L’Odore della Guerra review | La Stampa
March 20, 2012
The book review of “L’Odore della Guerra”/”The Smell of the War” written by the special correspondant Domenico Quirico, La Stampa Newspaper.
La guerra: l’hai letta sui libri e sui giornali. Ma altra cosa è una guerra che si vede, si ode, si tocca, che non possiamo più immaginare o colorire secondo l’umor nostro. Anzi di più: la guerra che fiuti, L’Odore della guerra, come ha sintetizzato Fabio Bucciarelli nella sua esposizione. Perché l’olfatto è davvero il più forte dei sensi, si annusano le cose prima di vederle.

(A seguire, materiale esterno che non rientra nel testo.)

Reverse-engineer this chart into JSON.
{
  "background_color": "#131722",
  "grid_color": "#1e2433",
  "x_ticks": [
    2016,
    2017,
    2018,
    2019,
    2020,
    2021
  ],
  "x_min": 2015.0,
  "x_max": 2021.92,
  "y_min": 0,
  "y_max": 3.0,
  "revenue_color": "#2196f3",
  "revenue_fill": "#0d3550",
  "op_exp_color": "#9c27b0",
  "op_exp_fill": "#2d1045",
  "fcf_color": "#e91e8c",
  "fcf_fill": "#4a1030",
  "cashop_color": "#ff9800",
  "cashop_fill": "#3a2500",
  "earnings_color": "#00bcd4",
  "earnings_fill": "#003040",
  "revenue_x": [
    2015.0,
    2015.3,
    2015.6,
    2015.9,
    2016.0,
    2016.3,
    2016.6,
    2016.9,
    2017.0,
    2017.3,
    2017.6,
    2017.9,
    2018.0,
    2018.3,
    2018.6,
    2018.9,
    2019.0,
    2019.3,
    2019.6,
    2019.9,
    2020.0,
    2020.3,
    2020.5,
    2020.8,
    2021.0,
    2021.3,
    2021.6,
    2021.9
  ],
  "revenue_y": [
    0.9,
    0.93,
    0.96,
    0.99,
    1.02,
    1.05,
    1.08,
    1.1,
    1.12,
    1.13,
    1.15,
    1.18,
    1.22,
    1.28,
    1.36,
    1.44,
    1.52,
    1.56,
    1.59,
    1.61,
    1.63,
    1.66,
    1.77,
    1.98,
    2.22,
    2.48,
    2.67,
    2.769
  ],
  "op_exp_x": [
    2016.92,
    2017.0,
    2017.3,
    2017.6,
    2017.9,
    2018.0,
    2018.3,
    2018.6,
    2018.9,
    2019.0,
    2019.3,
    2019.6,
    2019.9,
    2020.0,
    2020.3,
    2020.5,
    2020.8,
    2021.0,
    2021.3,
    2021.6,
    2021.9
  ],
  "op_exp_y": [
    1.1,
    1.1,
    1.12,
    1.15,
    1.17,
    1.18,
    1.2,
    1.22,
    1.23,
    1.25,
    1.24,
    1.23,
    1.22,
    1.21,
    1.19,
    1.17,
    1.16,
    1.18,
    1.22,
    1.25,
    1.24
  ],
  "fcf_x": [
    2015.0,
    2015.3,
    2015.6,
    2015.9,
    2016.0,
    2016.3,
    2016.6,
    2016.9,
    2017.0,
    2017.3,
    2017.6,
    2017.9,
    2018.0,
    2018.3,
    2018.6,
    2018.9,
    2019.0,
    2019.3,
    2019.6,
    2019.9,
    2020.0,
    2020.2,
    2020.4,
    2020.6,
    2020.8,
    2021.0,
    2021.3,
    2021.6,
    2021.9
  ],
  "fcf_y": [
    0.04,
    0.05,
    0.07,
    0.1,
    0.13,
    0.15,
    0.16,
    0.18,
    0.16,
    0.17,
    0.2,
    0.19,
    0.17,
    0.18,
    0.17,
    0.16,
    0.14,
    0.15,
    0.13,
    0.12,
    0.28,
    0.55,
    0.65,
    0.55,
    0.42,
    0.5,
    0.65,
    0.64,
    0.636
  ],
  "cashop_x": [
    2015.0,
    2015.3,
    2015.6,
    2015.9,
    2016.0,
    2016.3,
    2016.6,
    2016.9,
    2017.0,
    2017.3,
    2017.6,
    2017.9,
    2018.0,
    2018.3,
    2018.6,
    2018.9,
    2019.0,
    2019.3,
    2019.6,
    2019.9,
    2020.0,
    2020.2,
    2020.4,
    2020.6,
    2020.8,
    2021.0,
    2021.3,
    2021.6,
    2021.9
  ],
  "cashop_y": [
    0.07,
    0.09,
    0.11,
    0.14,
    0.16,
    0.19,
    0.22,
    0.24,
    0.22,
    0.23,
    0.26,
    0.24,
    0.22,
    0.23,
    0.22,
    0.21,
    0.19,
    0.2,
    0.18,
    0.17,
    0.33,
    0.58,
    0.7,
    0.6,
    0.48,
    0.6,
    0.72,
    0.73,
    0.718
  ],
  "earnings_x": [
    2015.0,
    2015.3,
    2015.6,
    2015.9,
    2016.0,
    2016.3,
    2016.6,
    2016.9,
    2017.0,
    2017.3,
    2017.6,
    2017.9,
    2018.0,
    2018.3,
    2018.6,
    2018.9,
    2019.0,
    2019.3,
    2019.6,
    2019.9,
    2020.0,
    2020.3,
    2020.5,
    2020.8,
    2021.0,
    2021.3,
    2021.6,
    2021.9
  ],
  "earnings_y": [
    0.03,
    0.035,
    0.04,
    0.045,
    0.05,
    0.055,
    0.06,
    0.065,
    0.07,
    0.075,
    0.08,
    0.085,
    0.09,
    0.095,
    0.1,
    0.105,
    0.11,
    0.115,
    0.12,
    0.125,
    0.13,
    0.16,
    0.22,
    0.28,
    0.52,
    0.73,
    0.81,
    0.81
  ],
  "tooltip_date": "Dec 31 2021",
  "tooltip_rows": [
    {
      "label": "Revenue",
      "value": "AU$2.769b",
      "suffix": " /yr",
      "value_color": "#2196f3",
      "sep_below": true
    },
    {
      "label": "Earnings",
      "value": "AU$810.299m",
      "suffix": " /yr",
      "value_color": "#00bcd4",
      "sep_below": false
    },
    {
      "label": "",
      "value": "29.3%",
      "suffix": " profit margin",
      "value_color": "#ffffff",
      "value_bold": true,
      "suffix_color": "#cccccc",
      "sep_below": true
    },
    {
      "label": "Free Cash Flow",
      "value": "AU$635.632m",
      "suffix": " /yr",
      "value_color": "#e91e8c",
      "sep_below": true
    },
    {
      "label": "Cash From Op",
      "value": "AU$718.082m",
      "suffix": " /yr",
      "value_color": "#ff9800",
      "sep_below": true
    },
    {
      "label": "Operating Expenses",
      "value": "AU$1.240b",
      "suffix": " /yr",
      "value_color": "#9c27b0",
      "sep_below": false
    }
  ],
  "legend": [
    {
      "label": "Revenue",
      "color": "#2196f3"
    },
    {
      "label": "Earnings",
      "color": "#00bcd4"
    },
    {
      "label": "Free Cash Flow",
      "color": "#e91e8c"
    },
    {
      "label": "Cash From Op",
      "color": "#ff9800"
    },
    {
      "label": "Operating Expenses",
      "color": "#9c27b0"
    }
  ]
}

La guerra dunque, un’altra guerra da raccontare, l’ultima di un elenco innumerevole, dai tempi in cui Omero, rubando il mestiere agli dei, posò lo sguardo sulla piana insanguinata di Ilio. E vi trovò, stretti insieme, odio e pietà, l’uomo insomma. Una guerra civile, quella di Libia, gli otto mesi in cui si è ramificata con un andamento di epidemia, di alluvione, senza logica. La peggiore perché fratricida, la più barbara, che non ci consente distinzioni; come un vento irresistibile ammucchia da una parte e dall’altra, separati dalle irreparabili uccisioni, massacri, assassini, violazioni, rapine, il complesso delle popolazioni.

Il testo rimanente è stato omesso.